SNP: single nucleotide polymorphism. The common name given to biallelic genetic variation. A piece of DNA may carry several SNPs. It is not a new type of polymorphic marker. Rather, it is a modern term given to a class of well-known DNA polymorphisms. Brookes (1999) define SNPs as ‘single base pair positions in genomic DNA at which different sequence alternatives (alleles) exist in normal individuals in some population(s), wherein the least frequent allele has an abundance of 1% or greater’. SNPs in coding region are sometimes refered as cSNPs, those in noncoding regions as ncSNPs.
(π) the observed average number of nucleotide differences per site between two alleles in populations. Often referred to as nucleotide diversity.
(θ) the average number of segregating sites per nucleotide site based on the expected distribution of neutral variants in a panmictic population at equilibrium. Also referred to as the heterozygosity.
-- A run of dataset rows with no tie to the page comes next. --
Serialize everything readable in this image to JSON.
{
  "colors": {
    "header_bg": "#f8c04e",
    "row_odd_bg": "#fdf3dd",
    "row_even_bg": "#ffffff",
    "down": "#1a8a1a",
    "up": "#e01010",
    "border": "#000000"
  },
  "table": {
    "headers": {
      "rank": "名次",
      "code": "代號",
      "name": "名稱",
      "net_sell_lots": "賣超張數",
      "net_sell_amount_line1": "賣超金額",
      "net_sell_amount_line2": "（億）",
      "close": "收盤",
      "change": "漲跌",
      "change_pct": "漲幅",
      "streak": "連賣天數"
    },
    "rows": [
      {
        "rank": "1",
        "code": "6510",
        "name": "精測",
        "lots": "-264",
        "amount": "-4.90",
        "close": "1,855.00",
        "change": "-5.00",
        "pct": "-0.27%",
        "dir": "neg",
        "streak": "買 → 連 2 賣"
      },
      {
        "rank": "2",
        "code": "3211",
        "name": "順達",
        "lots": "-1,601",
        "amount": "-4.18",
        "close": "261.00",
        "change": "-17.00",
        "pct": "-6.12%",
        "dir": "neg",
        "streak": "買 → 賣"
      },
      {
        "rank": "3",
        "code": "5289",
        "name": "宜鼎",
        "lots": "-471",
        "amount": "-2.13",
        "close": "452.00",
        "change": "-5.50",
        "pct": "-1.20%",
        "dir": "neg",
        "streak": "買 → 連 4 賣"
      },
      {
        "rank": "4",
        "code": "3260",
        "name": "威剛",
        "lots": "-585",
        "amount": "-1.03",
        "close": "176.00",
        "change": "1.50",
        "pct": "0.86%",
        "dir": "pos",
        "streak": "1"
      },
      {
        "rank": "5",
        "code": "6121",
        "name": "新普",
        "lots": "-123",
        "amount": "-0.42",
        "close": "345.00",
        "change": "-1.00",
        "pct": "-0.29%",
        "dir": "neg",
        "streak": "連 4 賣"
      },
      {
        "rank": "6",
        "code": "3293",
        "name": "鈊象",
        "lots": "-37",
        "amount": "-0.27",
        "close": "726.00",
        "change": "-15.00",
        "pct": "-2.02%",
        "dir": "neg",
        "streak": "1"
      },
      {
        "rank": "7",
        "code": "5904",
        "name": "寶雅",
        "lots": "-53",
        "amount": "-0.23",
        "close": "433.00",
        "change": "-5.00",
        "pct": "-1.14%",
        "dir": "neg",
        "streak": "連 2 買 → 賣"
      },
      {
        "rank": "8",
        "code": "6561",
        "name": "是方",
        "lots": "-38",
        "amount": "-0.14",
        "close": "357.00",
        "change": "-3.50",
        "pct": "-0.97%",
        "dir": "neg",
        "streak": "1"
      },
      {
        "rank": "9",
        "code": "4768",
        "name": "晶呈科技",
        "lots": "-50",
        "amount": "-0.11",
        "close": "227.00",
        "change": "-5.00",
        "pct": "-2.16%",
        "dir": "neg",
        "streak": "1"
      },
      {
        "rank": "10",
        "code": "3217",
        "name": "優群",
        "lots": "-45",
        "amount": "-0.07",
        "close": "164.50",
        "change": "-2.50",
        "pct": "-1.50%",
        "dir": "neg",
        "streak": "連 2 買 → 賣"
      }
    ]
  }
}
This can be called the population mutation rate, because it is a measure of the nucleotide substitution per site per population.
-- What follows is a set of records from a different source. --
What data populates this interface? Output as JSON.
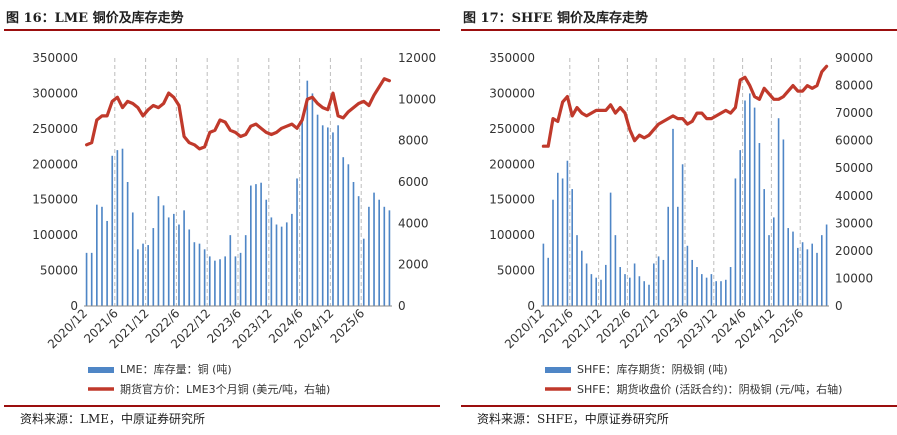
{
  "colors": {
    "bar": "#4f86c6",
    "line": "#c0392b",
    "rule": "#9b0e0e",
    "grid": "#bdbdbd"
  },
  "panels": [
    {
      "title": "图 16：LME 铜价及库存走势",
      "source": "资料来源：LME，中原证券研究所"
    },
    {
      "title": "图 17：SHFE 铜价及库存走势",
      "source": "资料来源：SHFE，中原证券研究所"
    }
  ],
  "chart_data": [
    {
      "type": "bar+line",
      "title": "图 16：LME 铜价及库存走势",
      "x_tick_labels": [
        "2020/12",
        "2021/6",
        "2021/12",
        "2022/6",
        "2022/12",
        "2023/6",
        "2023/12",
        "2024/6",
        "2024/12",
        "2025/6"
      ],
      "y_left": {
        "min": 0,
        "max": 350000,
        "ticks": [
          0,
          50000,
          100000,
          150000,
          200000,
          250000,
          300000,
          350000
        ],
        "tick_labels": [
          "0",
          "50000",
          "100000",
          "150000",
          "200000",
          "250000",
          "300000",
          "350000"
        ]
      },
      "y_right": {
        "min": 0,
        "max": 12000,
        "ticks": [
          0,
          2000,
          4000,
          6000,
          8000,
          10000,
          12000
        ],
        "tick_labels": [
          "0",
          "2000",
          "4000",
          "6000",
          "8000",
          "10000",
          "12000"
        ]
      },
      "series": [
        {
          "name": "LME：库存量：铜 (吨)",
          "kind": "bar",
          "axis": "left",
          "values": [
            75000,
            75000,
            143000,
            140000,
            120000,
            212000,
            220000,
            222000,
            175000,
            132000,
            80000,
            88000,
            86000,
            110000,
            155000,
            142000,
            125000,
            130000,
            115000,
            135000,
            108000,
            90000,
            88000,
            80000,
            70000,
            64000,
            66000,
            70000,
            100000,
            70000,
            75000,
            100000,
            170000,
            172000,
            174000,
            150000,
            125000,
            115000,
            112000,
            118000,
            130000,
            180000,
            260000,
            318000,
            300000,
            270000,
            255000,
            252000,
            245000,
            255000,
            210000,
            200000,
            175000,
            155000,
            95000,
            140000,
            160000,
            150000,
            140000,
            135000
          ]
        },
        {
          "name": "期货官方价：LME3个月铜 (美元/吨，右轴)",
          "kind": "line",
          "axis": "right",
          "values": [
            7800,
            7900,
            9000,
            9200,
            9200,
            9900,
            10100,
            9600,
            9900,
            9800,
            9600,
            9200,
            9500,
            9700,
            9600,
            9800,
            10300,
            10100,
            9700,
            8200,
            7900,
            7800,
            7600,
            7700,
            8400,
            8500,
            9000,
            8900,
            8500,
            8400,
            8200,
            8300,
            8700,
            8800,
            8600,
            8400,
            8300,
            8400,
            8600,
            8700,
            8800,
            8600,
            9000,
            10000,
            10100,
            9800,
            9600,
            9500,
            10300,
            9200,
            9100,
            9400,
            9600,
            9800,
            9900,
            9700,
            10200,
            10600,
            11000,
            10900
          ]
        }
      ],
      "legend": [
        "LME：库存量：铜 (吨)",
        "期货官方价：LME3个月铜 (美元/吨，右轴)"
      ]
    },
    {
      "type": "bar+line",
      "title": "图 17：SHFE 铜价及库存走势",
      "x_tick_labels": [
        "2020/12",
        "2021/6",
        "2021/12",
        "2022/6",
        "2022/12",
        "2023/6",
        "2023/12",
        "2024/6",
        "2024/12",
        "2025/6"
      ],
      "y_left": {
        "min": 0,
        "max": 350000,
        "ticks": [
          0,
          50000,
          100000,
          150000,
          200000,
          250000,
          300000,
          350000
        ],
        "tick_labels": [
          "0",
          "50000",
          "100000",
          "150000",
          "200000",
          "250000",
          "300000",
          "350000"
        ]
      },
      "y_right": {
        "min": 0,
        "max": 90000,
        "ticks": [
          0,
          10000,
          20000,
          30000,
          40000,
          50000,
          60000,
          70000,
          80000,
          90000
        ],
        "tick_labels": [
          "0",
          "10000",
          "20000",
          "30000",
          "40000",
          "50000",
          "60000",
          "70000",
          "80000",
          "90000"
        ]
      },
      "series": [
        {
          "name": "SHFE：库存期货：阴极铜 (吨)",
          "kind": "bar",
          "axis": "left",
          "values": [
            88000,
            68000,
            150000,
            188000,
            180000,
            205000,
            165000,
            100000,
            78000,
            60000,
            45000,
            40000,
            37000,
            58000,
            160000,
            100000,
            55000,
            45000,
            40000,
            60000,
            42000,
            35000,
            30000,
            60000,
            70000,
            65000,
            140000,
            250000,
            140000,
            200000,
            85000,
            65000,
            55000,
            45000,
            40000,
            45000,
            35000,
            35000,
            37000,
            55000,
            180000,
            220000,
            290000,
            300000,
            280000,
            230000,
            165000,
            100000,
            125000,
            265000,
            235000,
            110000,
            105000,
            82000,
            90000,
            80000,
            88000,
            75000,
            100000,
            115000
          ]
        },
        {
          "name": "SHFE：期货收盘价 (活跃合约)：阴极铜 (元/吨，右轴)",
          "kind": "line",
          "axis": "right",
          "values": [
            58000,
            58000,
            68000,
            67000,
            74000,
            76000,
            69000,
            72000,
            70000,
            69000,
            70000,
            71000,
            71000,
            71000,
            73000,
            70000,
            72000,
            70000,
            64000,
            60000,
            62000,
            61000,
            62000,
            64000,
            66000,
            67000,
            68000,
            69000,
            68000,
            68000,
            66000,
            67000,
            70000,
            70000,
            68000,
            68000,
            69000,
            70000,
            71000,
            70000,
            72000,
            82000,
            83000,
            80000,
            76000,
            75000,
            79000,
            77000,
            75000,
            75000,
            76000,
            78000,
            80000,
            78000,
            78000,
            80000,
            79000,
            80000,
            85000,
            87000
          ]
        }
      ],
      "legend": [
        "SHFE：库存期货：阴极铜 (吨)",
        "SHFE：期货收盘价 (活跃合约)：阴极铜 (元/吨，右轴)"
      ]
    }
  ]
}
Allele: refers to any variant of DNA sequence observed at a given locus (gene).
Haplotype: refers to the genotype of a set of linked loci on a single stretch of DNA.
D(T)GGE: denaturing (temperature) gradient gel electrophoresis.
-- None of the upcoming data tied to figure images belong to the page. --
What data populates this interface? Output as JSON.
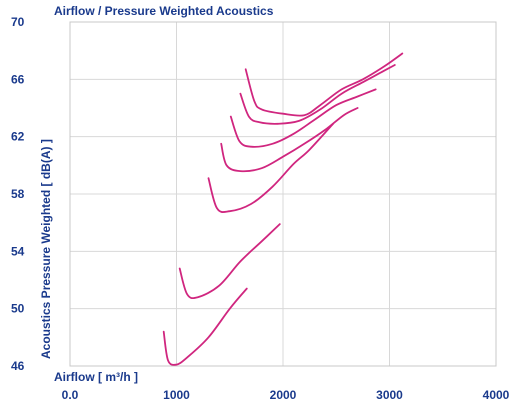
{
  "chart_data": {
    "type": "line",
    "title": "Airflow / Pressure Weighted Acoustics",
    "xlabel": "Airflow [ m³/h ]",
    "ylabel": "Acoustics Pressure Weighted [ dB(A) ]",
    "xlim": [
      0,
      4000
    ],
    "ylim": [
      46,
      70
    ],
    "x_ticks": [
      "0.0",
      "1000",
      "2000",
      "3000",
      "4000"
    ],
    "y_ticks": [
      "46",
      "50",
      "54",
      "58",
      "62",
      "66",
      "70"
    ],
    "grid": true,
    "legend": "none",
    "line_color": "#d0267f",
    "series": [
      {
        "x": [
          880,
          920,
          1000,
          1100,
          1300,
          1500,
          1660
        ],
        "y": [
          48.4,
          46.4,
          46.1,
          46.6,
          48.0,
          50.0,
          51.4
        ]
      },
      {
        "x": [
          1030,
          1100,
          1200,
          1400,
          1600,
          1800,
          1970
        ],
        "y": [
          52.8,
          51.0,
          50.8,
          51.6,
          53.3,
          54.7,
          55.9
        ]
      },
      {
        "x": [
          1300,
          1380,
          1500,
          1700,
          1900,
          2100,
          2250,
          2470
        ],
        "y": [
          59.1,
          57.0,
          56.8,
          57.3,
          58.5,
          60.1,
          61.1,
          62.9
        ]
      },
      {
        "x": [
          1420,
          1470,
          1600,
          1800,
          2000,
          2200,
          2400,
          2570,
          2700
        ],
        "y": [
          61.5,
          60.0,
          59.6,
          59.8,
          60.6,
          61.5,
          62.5,
          63.5,
          64.0
        ]
      },
      {
        "x": [
          1510,
          1590,
          1700,
          1900,
          2100,
          2300,
          2500,
          2700,
          2870
        ],
        "y": [
          63.4,
          61.7,
          61.3,
          61.5,
          62.2,
          63.2,
          64.2,
          64.8,
          65.3
        ]
      },
      {
        "x": [
          1600,
          1680,
          1780,
          1950,
          2150,
          2350,
          2550,
          2750,
          2900,
          3050
        ],
        "y": [
          65.0,
          63.4,
          63.0,
          62.9,
          63.1,
          63.9,
          65.0,
          65.8,
          66.4,
          67.0
        ]
      },
      {
        "x": [
          1650,
          1730,
          1800,
          2000,
          2200,
          2350,
          2550,
          2750,
          2950,
          3120
        ],
        "y": [
          66.7,
          64.5,
          63.9,
          63.6,
          63.5,
          64.2,
          65.3,
          66.0,
          66.9,
          67.8
        ]
      }
    ]
  }
}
SSCP: single strand conformation polymorphism.
RFLP: restriction fragment length polymorphism.
AFLP: amplified fragment length polymorphism.
RAPD: randomly amplified polymorphic DNA.
DHPLC: denaturing high performance liquid chromatography, also referred to as temperature-modulated heteroduplex Chromatography (TMHC), or recently ‘DNA chromatography’.
SCAR: sequence characterized amplified region(s).
Information Box 2. Classification of genic regions
A gene, from 5′ to 3′ ends, can be divided into different parts according to their function or location.
Exon: refers to the part(s) that can be transcribed into RNA. It may encode peptide, transfer RNA (tRNA) or ribosomal RNA (rRNA).
Intron: refers to the part(s) between exons. During RNA maturation, introns are removed from the precursor RNAs. Introns are mainly present in eukaryotic genes, and occasionally are found in prokaryotic (viral or organellar) tRNA and rRNA genes.
Non-coding region: refers to the total noncoding parts, i.e. the 5′ and 3′ noncoding sequences plus introns. It does not code for mRNA, rRNA, tRNA, etc. Parts of the first and the last exons are usually noncoding.
Transcribed region: refers to the parts that are transcribed to RNA sequences. Introns, parts of the 5′ and 3′ noncoding regions, as well as exons, constitute the transcribed region.
Nontranscribed region: also known as untranscribed region. Refers to the 5′ and 3′ noncoding sequences flanking the transcribed region. 5′ nontranscribed region sometimes are further divided into distal, central and proximal parts.
Translated region: refers to the part(s) that will be translated to peptide(s), i.e. beginning with the initiation codon ATG and ending at the stop codon. Exons are translated regions, except for parts of the first and the last exons in the gene.
Nontranslated region: usually refers to the 5′ and 3′ parts that are transcribed but not translated. It consists of 5′ untranslated region which is the transcribed part before the initiation codon ATG, and 3′ untranslated region which is the transcribed sequence after the stop codon.
Intergenic region: refers to genomic sequences between two neighbouring genes. This is usually defined as regions located more than 5 kb away from any (predicted) transcription unit.